To counter these egocentric faithless pieties, God comes to us as the generous one.  Here, and later in Jesus’ ministry, we come to see that God is known for God’s liberality, God’s excessiveness, God’s prodigality.  This is the image of God that should fill our hearts and minds.  John Calvin (1509-1564), writing on Exodus 16, said it beautifully, “God so far extended [God’s] liberality as abundantly to satisfy them, …not less was given than was amply sufficient for them.”[4]  This image was at the center of Calvin’s piety because he knew God to be liberal and prodigal with love for him.  And, Calvin knew, this manna is really something else; it’s not like the food we obtain through planting and harvesting, it doesn’t come through the fruit of our labor.  It doesn’t come from us.  This daily bread, the kind that really sustains us is pure grace.  It’s unearned. It’s freely given from a generous God.  It all flows from God’s bounty.

We know we are living in anxious times.  And fear abounds. It feels as if we’re in a wilderness.  Earthquakes: three in Mexico, New Zealand, Australia, and Japan.  Devastation from hurricanes in Texas, Louisiana, Florida, Puerto Rico, most of the Caribbean.  Weekly talks about nuclear annihilation. Pathological narcissists with fragile egos playing with the lives of millions of God’s children.  On Wednesday evening here at CPC, Robert Jones, author of The End of White Christian America, shared disturbing data about trends in American society pertaining to religion, values, and unacknowledged racism tearing at the fabric of society.[5] We are living through a time of fast, unprecedented change. These changes, too, are yielding considerable anxiety. 

So, what can we do?

We can either resist anxiety, deny it, self-medicate, run from it, try to run “home,” go back to an imagined past, somewhere called “again.”  Or, knowing that God is faithful, we can stay with the anxiety, really feel it, enter it without succumbing to it.  This is not the usual response to anxiety, I know.  But it might be the more faithful one.  Isn’t this what the Israelites came to know in the wilderness? In fact, our anxiety, our unease, Walter Brueggemann goes so far to say, is a holy thing or can be holy.[6]  Why?  Because we can discover in our anxiety a new experience of the Living God.  We can discover something of the beneficence, the liberality, the abundance of God. 

Moses and Aaron summoned the people in the wilderness, in their anxiety, saying, “Draw near to the LORD, for he has heard your complaining.” And as Aaron spoke, we’re told the whole congregation looked toward the wilderness—they looked out over the hot sands of the Sinai, they saw the barrenness all around them, they became conscious of their situation, caught between the past and the future. And what did they see there?  

The cloud!  

The glory, the presence of the Yahweh appeared in the cloud.  Then, Yahweh spoke to Moses and said, “I have heard the complaining of the Israelites; say to them, “At twilight you shall eat meat, and in the morning you shall have your fill of bread; then you shall know that I am the LORD your God” (Ex. 16:16:12).  

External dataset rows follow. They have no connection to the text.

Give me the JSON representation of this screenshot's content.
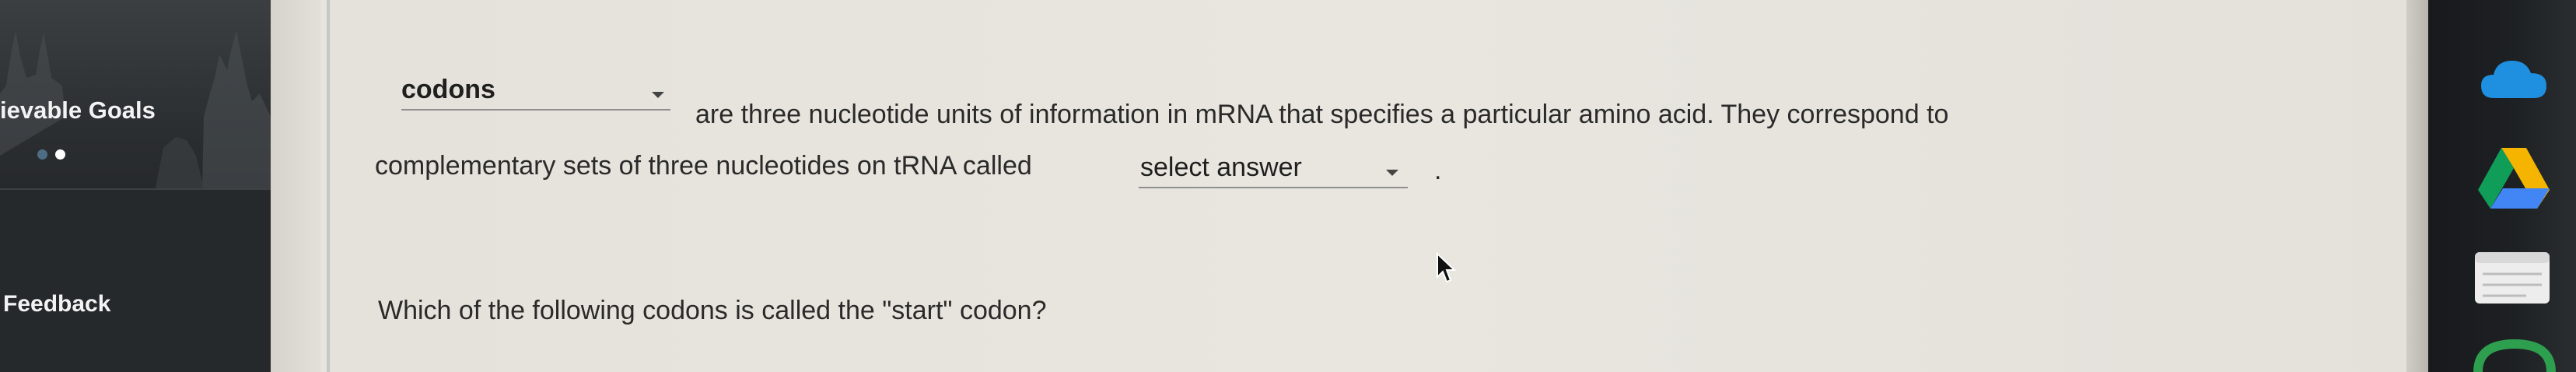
{
  "sidebar": {
    "title": "ievable Goals",
    "carousel_dots": 2,
    "active_dot": 1,
    "feedback_label": "Feedback"
  },
  "question1": {
    "select1": {
      "value": "codons"
    },
    "text_part1": "are three nucleotide units of information in mRNA that specifies a particular amino acid. They correspond to",
    "text_part2": "complementary sets of three nucleotides on tRNA called",
    "select2": {
      "value": "select answer"
    },
    "end_punctuation": "."
  },
  "question2": {
    "text": "Which of the following codons is called the \"start\" codon?"
  },
  "dock": {
    "icons": [
      "cloud-icon",
      "drive-icon",
      "notes-icon",
      "circle-app-icon"
    ]
  },
  "colors": {
    "sidebar_bg": "#26292c",
    "content_bg": "#e6e4dd",
    "dock_bg": "#1e2124",
    "dot_active": "#ffffff",
    "dot_inactive": "#4d6d86"
  }
}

Then, indeed…that morning and this morning and tomorrow morning and the next morning and the next, on and on and on, forever and ever. Amen.

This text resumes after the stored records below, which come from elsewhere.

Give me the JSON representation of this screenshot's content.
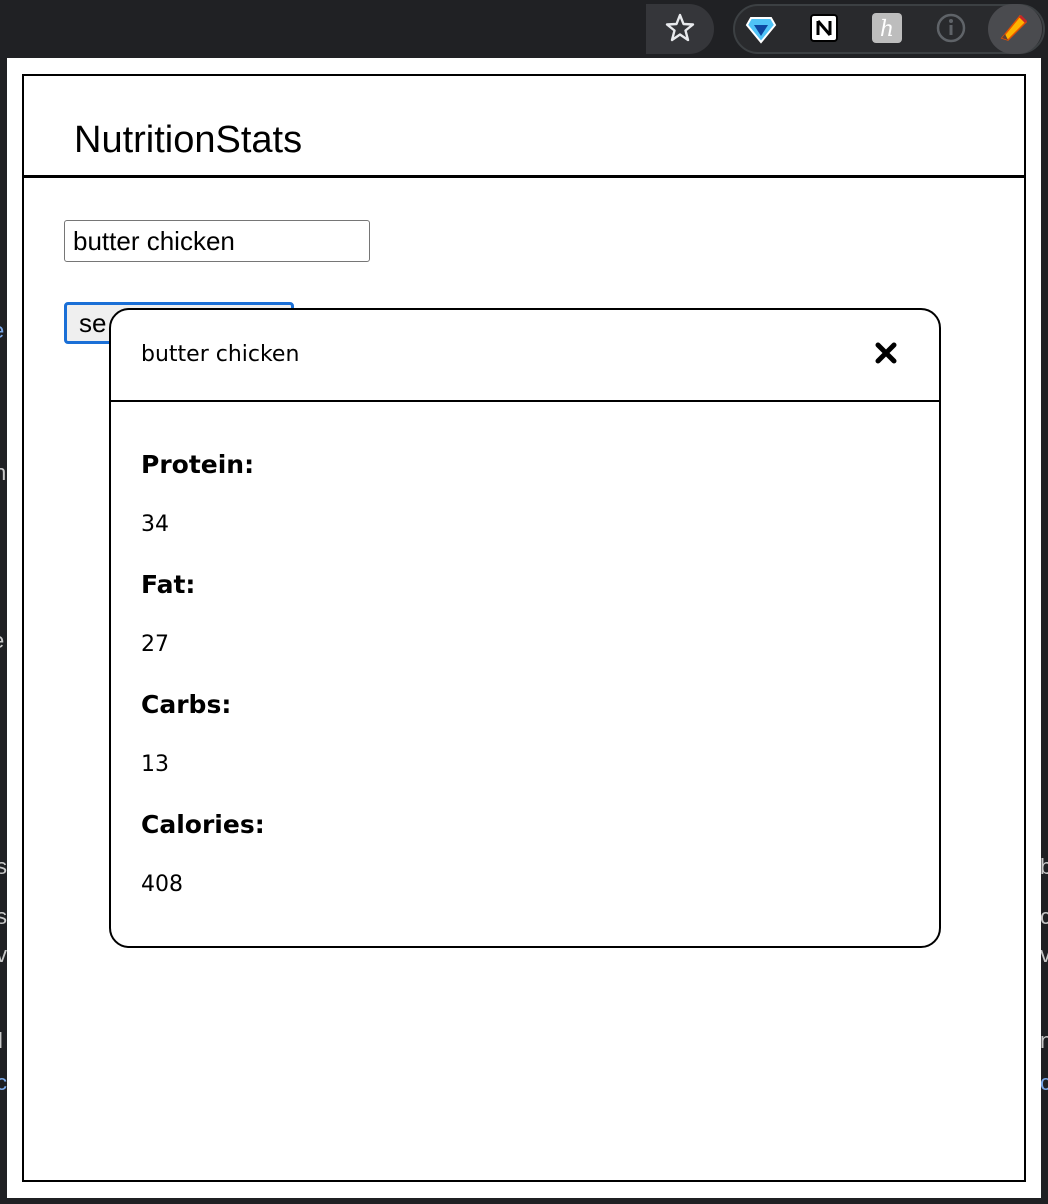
{
  "browser": {
    "icons": [
      "star-icon",
      "gem-extension-icon",
      "notion-icon",
      "h-extension-icon",
      "info-extension-icon",
      "pencil-extension-icon"
    ]
  },
  "app": {
    "title": "NutritionStats",
    "search_value": "butter chicken",
    "search_button_label": "se"
  },
  "modal": {
    "title": "butter chicken",
    "close_label": "✖",
    "stats": [
      {
        "label": "Protein:",
        "value": "34"
      },
      {
        "label": "Fat:",
        "value": "27"
      },
      {
        "label": "Carbs:",
        "value": "13"
      },
      {
        "label": "Calories:",
        "value": "408"
      }
    ]
  },
  "colors": {
    "accent": "#1a6fd6",
    "chrome_bg": "#202124"
  }
}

Image: Anton Koberger (1440-1513), "Gathering Manna," German Bible, Nuremberg, 1483.

[1] Attributed to the American humorist Henry Wheeler Shaw (1818-1885), around 1870.
[2] See Belden C. Lane, The Solace of Fierce Landscapes: Exploring Desert and Mountain Spirituality (New York: Oxford University Press, 2007).
[3] This is a theme found throughout Brueggemann’s scholarship, but cited here.  See also Theology of the Old Testament: Testimony, Dispute, Advocacy (Minneapolis, MN: Fortress Press, 2012).
[4] John Calvin, Commentary on Exodus.
[5] Robert P. Jones, The End of White Christian America (New York: Simon and Schuster, 2016).
[6] From Walter Brueggemann’s interview with Krista Tippet at OnBeing, “The Prophetic Imagination,” aired 19th December 2013.